1: We cannot consider worthless people who get drunk on New Year's Eve.
...which has two different possible meanings...
1a: We cannot consider [as] worthless those people who get drunk on New Year's Eve.
(They are not worthless, and we should not label them as such.)
1b: We cannot consider those worthless people who get drunk on New Year's Eve.
(They are worthless, and we should not take them into account in our present deliberations.)
In speech, sense 1a would normally be unambiguously conveyed by stressing the word worthless, but italicizing it in the written form wouldn't necessarily have the same effect anyway. That's because there are two potential "sub-nuances"...
1a1: ...worthless isn't the best possible word here (following text may suggest better alternatives).
1b1: ...[they are not] worthless is a simple refutation (they do have some merit).
Partly because of these potential semantic ambiguities, OP's example A is thus at least "problematic" in the written form (plus it's a somewhat stylized/stilted word order).

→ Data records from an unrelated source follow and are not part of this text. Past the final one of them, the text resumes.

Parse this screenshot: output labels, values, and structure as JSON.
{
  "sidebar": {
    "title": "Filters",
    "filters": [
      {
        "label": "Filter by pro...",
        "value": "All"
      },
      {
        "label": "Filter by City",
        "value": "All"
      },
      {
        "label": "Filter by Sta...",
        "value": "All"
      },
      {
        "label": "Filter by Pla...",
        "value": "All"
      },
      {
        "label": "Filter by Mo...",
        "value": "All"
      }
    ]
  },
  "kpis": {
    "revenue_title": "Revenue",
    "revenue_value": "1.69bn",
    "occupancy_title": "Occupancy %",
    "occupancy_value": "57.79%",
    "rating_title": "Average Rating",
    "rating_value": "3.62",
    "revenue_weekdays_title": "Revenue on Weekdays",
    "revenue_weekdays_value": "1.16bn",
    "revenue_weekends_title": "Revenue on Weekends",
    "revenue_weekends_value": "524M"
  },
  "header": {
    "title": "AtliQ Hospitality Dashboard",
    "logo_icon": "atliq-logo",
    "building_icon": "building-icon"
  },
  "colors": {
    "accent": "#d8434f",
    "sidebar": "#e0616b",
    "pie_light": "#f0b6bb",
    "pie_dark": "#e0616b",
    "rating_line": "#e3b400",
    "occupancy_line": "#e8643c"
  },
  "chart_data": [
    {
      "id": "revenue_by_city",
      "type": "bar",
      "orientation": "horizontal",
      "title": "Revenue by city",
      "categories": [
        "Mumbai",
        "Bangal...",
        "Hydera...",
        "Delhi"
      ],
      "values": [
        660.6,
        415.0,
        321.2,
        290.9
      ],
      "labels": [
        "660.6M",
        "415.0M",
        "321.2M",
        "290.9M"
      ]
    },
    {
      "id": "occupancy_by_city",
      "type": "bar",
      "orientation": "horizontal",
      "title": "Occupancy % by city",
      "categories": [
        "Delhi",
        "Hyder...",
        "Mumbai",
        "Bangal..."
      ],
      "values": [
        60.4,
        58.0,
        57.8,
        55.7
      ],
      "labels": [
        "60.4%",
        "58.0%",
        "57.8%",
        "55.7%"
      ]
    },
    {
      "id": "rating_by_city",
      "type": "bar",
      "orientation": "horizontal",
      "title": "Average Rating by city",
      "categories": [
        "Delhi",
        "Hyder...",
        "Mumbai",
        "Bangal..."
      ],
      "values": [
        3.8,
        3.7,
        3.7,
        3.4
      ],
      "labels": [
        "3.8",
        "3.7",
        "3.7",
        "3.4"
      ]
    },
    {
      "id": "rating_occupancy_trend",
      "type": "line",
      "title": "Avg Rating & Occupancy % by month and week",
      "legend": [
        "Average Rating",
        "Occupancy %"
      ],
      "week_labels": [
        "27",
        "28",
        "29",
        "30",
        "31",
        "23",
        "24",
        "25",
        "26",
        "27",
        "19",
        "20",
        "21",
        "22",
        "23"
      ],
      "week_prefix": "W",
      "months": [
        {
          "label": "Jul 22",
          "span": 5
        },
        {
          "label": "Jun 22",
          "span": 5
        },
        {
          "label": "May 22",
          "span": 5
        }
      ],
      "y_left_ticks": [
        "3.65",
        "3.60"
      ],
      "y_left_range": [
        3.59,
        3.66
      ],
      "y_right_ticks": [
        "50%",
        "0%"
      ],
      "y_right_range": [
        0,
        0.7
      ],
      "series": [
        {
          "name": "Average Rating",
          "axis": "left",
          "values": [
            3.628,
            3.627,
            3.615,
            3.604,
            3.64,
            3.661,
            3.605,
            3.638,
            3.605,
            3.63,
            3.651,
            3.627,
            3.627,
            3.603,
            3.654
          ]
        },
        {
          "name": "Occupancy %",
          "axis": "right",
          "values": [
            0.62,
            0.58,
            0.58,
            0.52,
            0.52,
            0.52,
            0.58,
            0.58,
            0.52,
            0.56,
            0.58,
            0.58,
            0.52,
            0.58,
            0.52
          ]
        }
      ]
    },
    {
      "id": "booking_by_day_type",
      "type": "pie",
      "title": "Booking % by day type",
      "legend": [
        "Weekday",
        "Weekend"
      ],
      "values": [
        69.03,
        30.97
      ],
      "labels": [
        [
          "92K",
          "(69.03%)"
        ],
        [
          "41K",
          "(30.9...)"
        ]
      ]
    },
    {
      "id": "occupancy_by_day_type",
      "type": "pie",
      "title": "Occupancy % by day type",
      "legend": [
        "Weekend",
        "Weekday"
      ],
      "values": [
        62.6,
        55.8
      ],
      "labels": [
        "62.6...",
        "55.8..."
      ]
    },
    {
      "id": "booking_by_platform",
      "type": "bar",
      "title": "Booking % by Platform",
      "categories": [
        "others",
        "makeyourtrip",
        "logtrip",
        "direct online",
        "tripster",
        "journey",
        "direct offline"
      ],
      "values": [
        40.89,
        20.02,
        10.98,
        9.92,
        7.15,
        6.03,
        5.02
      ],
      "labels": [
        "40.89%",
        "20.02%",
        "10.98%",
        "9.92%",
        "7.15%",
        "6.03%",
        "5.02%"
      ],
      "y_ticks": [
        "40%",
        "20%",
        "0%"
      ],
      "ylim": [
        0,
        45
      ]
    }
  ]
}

B is simply ungrammatical. But C is perfectly natural and unambiguous.
The only way I can think of to introduce "existential it" in OP's context would be something like...
2: It would be wrong to consider people who get drunk on New Year's Eve [as / to be] worthless.
That's to say it references either the specific action consider people who [blah blah] OR "judgement" as a general concept. It can't be used in such contexts to directly refer to the [worthless] people themselves.